|Centers for Disease Control and Prevention|
Researchers from Johns Hopkins Medicine found "a positive and direct relationship" between exercise and vitamin D levels, "which may provide evidence that exercise may boost vitamin D stores" and "that the two factors working together seemed to somehow do more than either factor alone to protect the cardiovascular system."
This research provides yet one more reason why Kentucky adults, one-third of whom say they aren't physically active, need to get up and start moving -- especially in a state that leads the nation in heart disease.
The study, published in The Journal of Clinical Endocrinology & Metabolism, analyzed survey responses and health records of more than 10,000 adults over nearly 20 years. The researchers point out that the study wasn't designed to show cause and effect, but to simply look at the relationship between these two health factors and their role in heart health.
The analysis looked at self-reported exercise levels and compared them to the American Heart Association's recommendations of more than 150 minutes per week of moderate intensity exercise or 75 minutes per week of vigorous intensity. Using these criteria, researchers placed participants into three categories: adequate (those who met the AHA recommendations), intermediate (those who exercised, but less than the AHA recommendations) or poor (those who didn't exercise at all).
The study found that about 60 percent of the participants had inadequate exercise and were in the poor or intermediate categories and 30 percent had inadequate vitamin D levels.
“In our study, both failure to meet the recommended physical activity levels and having vitamin D deficiency were very common,” Dr. Erin Michos, one of the researchers in the study, said in the news release. “The bottom line is we need to encourage people to move more in the name of heart health.” She also encouraged daily exposure to sunlight and eating a well-balanced diet that includes oily fish such as salmon, along with fortified foods like cereal and milk to improve vitamin D levels.
The study found that the more the participants exercised, the higher their vitamin D levels were, except among African Americans. Michos said she didn't know why, but noted that people with darker skin produce vitamin D less efficiently after sun exposure, possibly because they have more skin pigment. African Americans also tend to have lower vitamin D levels overall, but don't seem to have the same risks, such as bone fractures, as whites with similarly low levels.
The study also found that the most active participants with the highest vitamin D levels had the lowest risk for future cardiovascular disease. After adjusting for other risk factors, the researchers found that those who were most active with the highest vitamin D levels were about 23 percent less likely of having "an adverse cardiovascular event" than those with poor physical activity and deficient vitamin D levels.

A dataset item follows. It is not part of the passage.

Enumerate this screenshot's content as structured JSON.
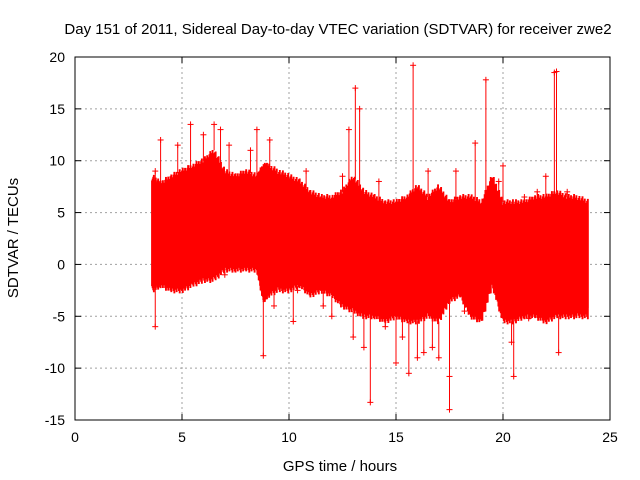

"The combined benefit of having adequate vitamin D and exercise levels was better than either health factor alone," said the release.

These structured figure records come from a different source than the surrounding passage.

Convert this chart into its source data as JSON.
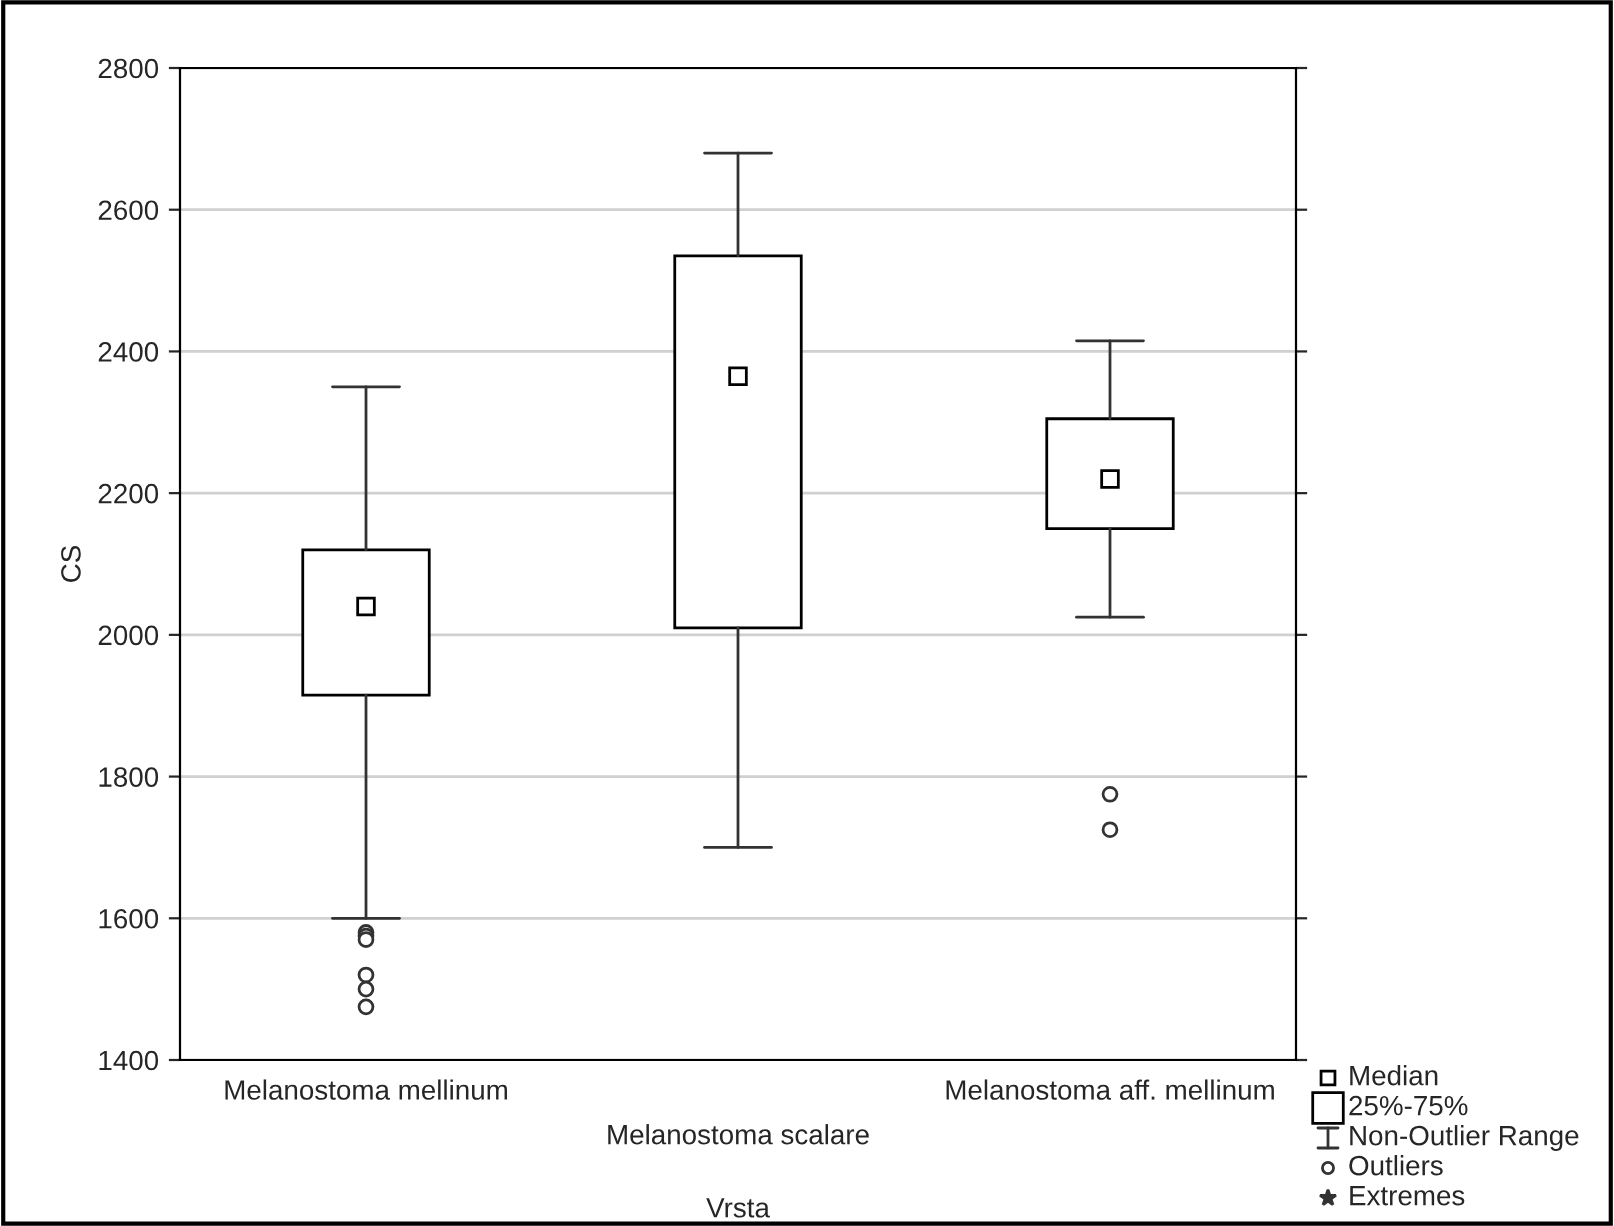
{
  "chart_data": {
    "type": "box",
    "xlabel": "Vrsta",
    "ylabel": "CS",
    "categories": [
      "Melanostoma mellinum",
      "Melanostoma scalare",
      "Melanostoma aff. mellinum"
    ],
    "boxes": [
      {
        "low": 1600,
        "q1": 1915,
        "median": 2040,
        "q3": 2120,
        "high": 2350,
        "outliers": [
          1580,
          1575,
          1570,
          1520,
          1500,
          1475
        ]
      },
      {
        "low": 1700,
        "q1": 2010,
        "median": 2365,
        "q3": 2535,
        "high": 2680
      },
      {
        "low": 2025,
        "q1": 2150,
        "median": 2220,
        "q3": 2305,
        "high": 2415,
        "outliers": [
          1775,
          1725
        ]
      }
    ],
    "color": "#ffffff",
    "ylim": [
      1400,
      2800
    ],
    "yticks": [
      1400,
      1600,
      1800,
      2000,
      2200,
      2400,
      2600,
      2800
    ],
    "grid": "y",
    "marker": "square",
    "annotations": [
      "Median",
      "25%-75%",
      "Non-Outlier Range",
      "Outliers",
      "Extremes"
    ]
  }
}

Michos cautioned that people who get the recommended daily amount of Vitamin D, 600 to 800 International units, don’t need to take additional vitamin supplements. She said the benefits of vitamin D supplements haven't yet been proven to benefit heart health, though researchers continue to study this.
“People [who are] at risk of bone diseases, have seasonal depression, or are obese should have their physicians measure vitamin D levels to ensure they’re adequate, but for many, the best way to ensure adequate blood levels of the vitamin is from sun exposure, healthy diet, being active and maintaining a normal body weight," she said.